As a white person walks down the dusty roads surrounding Jinja-town, he or she can’t escape a series of greetings from the children along the way.
“Mzungu bye bye!” they chant, a routine cry of joy and excitement. (“Mzungu” means “wanderer” and is now used for “white person” now.)
The children drop their improvised toys, stand up from their mountains of dirt, and sometimes even emerge from a bath just to greet the white person passing by. The littlest of the children even boldly stand and attempt to shout it, often mixing up the syllables as they try to join in with their older siblings.
That’s the chant I heard every time I walked the roads to and from school in Uganda. And it’s what echoes in my mind now as I board a plane home from this experience.
In preparing to go, I’ve heard reference to going “back to the real world” a couple of times. I have to disagree with that terminology. Because if a world that trades connectivity for communication and productivity for relationship is more “real” than Uganda, something’s not right.
Even though I was here for only a brief time as a foreigner, this country welcomed me into their culture with open arms. And I jumped right in. I struggled, then I adapted, and now I’m leaving. Though saying goodbye was painful, I should instead focus on some of the things I’m welcoming into my life:
First, a newfound love of research – I love to ask questions, and I’m fascinated by the stories of others. Channeling those passions through research has quickly become addicting. Each conversation I have feels like a painter illustrating another part of the master picture. And Uganda was an interesting place to begin my work. Even though the lax attitude towards time made my interview schedule difficult to follow (a 10 am appointment would turn into a 2 pm), the willingness of the locals to engage in conversation greatly made up for it.
A wider lens on life – there’s something to being educated about another way of life. It’s something else to tour that place. It’s a whole other thing to try to live it. I’m so thankful to my hosts for including me in their community and to the seminarians across the street for their friendship.
Appreciation for simplicity – day to day life forced me to slow down and survive with less. It was also the smallest things that provided the happiest of moments. One of my favorite memories: I created shakers (instruments made out of a plastic bottle filled with rice or beans that you shake to the beat) for my students because they have no instruments at their school. I doubted myself, thinking it was too simple to be meaningful. But then I handed one to a student and watched him go wild with it – shaking it to the best, dancing with giddiness, and laughing his head off. I ended up making 25 of those shakers. A simple start for a school with no instruments. But a start nonetheless.
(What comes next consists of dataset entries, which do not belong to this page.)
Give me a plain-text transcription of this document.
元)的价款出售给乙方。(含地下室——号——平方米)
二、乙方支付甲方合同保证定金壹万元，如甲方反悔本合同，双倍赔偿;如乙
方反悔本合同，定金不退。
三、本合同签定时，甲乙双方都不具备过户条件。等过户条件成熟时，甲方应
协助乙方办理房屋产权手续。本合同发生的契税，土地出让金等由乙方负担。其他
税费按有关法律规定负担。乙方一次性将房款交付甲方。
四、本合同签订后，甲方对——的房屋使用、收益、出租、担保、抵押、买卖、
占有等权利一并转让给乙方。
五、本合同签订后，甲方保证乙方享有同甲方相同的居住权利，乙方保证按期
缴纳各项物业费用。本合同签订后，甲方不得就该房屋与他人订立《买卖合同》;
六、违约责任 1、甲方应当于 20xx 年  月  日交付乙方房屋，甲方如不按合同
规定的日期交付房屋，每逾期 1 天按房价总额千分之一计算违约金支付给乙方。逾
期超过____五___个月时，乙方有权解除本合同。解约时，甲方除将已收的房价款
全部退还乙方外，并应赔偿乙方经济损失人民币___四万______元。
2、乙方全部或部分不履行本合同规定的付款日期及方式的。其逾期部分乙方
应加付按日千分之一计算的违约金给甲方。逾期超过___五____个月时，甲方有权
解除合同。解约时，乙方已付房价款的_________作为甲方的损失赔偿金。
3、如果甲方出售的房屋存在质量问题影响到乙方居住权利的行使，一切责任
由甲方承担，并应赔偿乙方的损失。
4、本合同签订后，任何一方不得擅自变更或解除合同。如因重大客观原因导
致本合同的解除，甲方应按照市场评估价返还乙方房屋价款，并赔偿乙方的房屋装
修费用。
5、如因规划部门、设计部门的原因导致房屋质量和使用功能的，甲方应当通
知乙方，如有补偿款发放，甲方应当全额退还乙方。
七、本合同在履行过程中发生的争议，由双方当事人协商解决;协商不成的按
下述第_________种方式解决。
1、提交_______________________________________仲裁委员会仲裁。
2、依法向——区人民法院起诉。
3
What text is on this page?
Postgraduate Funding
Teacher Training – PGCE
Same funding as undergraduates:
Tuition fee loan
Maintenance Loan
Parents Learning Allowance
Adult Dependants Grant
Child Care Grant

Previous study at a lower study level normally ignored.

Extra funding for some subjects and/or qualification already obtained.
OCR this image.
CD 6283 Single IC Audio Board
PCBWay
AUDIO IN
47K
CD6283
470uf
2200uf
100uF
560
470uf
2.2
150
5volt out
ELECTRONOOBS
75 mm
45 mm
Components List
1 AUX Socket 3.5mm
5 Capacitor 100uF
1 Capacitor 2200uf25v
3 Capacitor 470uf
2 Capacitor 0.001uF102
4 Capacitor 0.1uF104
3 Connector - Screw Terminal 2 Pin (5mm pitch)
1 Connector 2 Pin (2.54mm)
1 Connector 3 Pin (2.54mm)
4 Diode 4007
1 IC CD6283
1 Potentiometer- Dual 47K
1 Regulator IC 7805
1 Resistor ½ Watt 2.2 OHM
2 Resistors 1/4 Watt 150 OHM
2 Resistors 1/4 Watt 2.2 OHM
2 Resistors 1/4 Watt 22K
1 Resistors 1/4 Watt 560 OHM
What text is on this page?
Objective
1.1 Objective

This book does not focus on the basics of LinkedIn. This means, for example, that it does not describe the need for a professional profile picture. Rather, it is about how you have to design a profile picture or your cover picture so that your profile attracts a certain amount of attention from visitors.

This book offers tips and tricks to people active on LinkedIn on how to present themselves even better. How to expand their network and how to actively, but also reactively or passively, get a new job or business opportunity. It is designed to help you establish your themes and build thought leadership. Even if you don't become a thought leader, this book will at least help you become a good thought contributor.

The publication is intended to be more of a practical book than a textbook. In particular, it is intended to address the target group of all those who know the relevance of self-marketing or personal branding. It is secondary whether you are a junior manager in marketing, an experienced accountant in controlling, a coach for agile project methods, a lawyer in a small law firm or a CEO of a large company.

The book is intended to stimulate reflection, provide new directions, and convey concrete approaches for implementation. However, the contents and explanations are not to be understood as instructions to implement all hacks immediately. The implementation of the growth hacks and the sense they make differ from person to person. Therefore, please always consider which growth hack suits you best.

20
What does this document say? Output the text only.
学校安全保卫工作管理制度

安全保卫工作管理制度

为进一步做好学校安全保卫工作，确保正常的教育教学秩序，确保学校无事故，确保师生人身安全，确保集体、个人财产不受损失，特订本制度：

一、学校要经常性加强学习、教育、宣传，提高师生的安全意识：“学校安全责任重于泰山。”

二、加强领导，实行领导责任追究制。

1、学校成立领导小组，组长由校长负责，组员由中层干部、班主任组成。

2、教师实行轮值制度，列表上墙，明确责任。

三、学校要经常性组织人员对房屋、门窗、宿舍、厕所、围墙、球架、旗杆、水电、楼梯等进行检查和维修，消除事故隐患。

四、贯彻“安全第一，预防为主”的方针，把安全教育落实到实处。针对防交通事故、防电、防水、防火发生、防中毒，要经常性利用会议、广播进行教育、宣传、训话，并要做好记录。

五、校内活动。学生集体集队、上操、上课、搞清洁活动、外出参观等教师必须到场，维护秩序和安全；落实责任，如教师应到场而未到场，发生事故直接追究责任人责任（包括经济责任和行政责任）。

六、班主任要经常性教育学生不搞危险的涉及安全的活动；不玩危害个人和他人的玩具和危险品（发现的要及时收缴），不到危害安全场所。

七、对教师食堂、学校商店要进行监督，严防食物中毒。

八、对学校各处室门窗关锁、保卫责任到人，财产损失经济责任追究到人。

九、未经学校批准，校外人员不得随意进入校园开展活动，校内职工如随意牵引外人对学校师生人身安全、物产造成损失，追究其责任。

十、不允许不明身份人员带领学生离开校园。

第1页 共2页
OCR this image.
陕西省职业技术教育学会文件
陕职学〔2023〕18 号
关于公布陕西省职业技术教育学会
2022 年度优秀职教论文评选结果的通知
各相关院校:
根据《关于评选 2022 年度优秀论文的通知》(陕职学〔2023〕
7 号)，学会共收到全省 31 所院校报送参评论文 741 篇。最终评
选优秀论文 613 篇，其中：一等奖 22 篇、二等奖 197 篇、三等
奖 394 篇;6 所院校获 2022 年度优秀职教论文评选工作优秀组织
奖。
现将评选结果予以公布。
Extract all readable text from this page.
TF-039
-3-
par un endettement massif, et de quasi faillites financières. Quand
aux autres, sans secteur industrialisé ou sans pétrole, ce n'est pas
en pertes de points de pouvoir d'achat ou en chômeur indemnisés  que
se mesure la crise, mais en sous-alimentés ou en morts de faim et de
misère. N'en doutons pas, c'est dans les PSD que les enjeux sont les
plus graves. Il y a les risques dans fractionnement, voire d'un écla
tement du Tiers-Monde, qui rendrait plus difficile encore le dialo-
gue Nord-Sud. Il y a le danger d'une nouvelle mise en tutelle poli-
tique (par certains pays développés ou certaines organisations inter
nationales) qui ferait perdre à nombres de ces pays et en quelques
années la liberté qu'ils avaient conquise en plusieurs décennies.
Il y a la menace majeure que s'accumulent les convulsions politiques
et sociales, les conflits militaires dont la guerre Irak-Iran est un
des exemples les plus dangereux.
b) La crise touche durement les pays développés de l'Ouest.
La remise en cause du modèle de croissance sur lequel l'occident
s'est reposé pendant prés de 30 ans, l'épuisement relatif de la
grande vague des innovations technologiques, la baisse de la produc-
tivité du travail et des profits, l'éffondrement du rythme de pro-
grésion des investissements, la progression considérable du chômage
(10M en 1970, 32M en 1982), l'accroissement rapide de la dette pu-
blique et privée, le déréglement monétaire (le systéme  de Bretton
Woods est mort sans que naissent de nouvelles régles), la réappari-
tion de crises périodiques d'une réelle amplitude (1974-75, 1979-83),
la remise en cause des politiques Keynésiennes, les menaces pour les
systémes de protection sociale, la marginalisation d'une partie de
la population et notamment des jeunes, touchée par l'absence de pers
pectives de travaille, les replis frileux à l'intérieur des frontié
These are just a few takeaways that living in Uganda has provided. Though it was uncomfortable, I’m only beginning to see its rewards. And that’s why I decided to give this crazy idea a chance. This trip challenged me by targeting a lot of my weak spots. That was a challenge I wanted to tackle, and I couldn’t have accomplished anything here without the help of those around me.
And that’s my biggest takeaway – the rich relationships I developed here. Indeed because this process was so enlightening and communal, saying goodbye was that much harder.
St. Jude primary school performed a going away program for Brian and me with each class performing a dance or song or poem. I couldn’t have picked a better way to end my last school day. Yet it the quiet pleadings of one-on-one goodbyes with the students that made me realized how hard leaving would be.
One of my favorite students came to the house to visit after my last day of school. We sat on the front porch talking. She’d joke and say she needed to get headed home, but she was clearly trying to stay as long as she could. To the point that it was getting too dark for her to walk home. I began to escort her back. Part of the way to her home, she stopped walking. And I recognized her pain. Walking meant going home and me leaving for America and an education that would demand my time and attention.
I had no choice but to take her on a boda (similar to a motorcycle) to her home. A final goodbye, tears, and then a silent walk back to my home beneath the huge Ugandan sky. I knew that somewhere an ocean away my family was looking up at the same sky and waiting for me to come home. But all I could think about St. Jude’s that night and how far away they’d feel once I returned home.
Going into the trip, I was worried about how little these people would have. After experiencing relationship here, I’m leaving blown away by just how much they have in each other. So as I head back home, I reflect on how this trip was a lot of things – most of which are hard to explain. But undoubtedly, it was the biggest adventure of my life.
I’m not sure if it gets more “real” than that.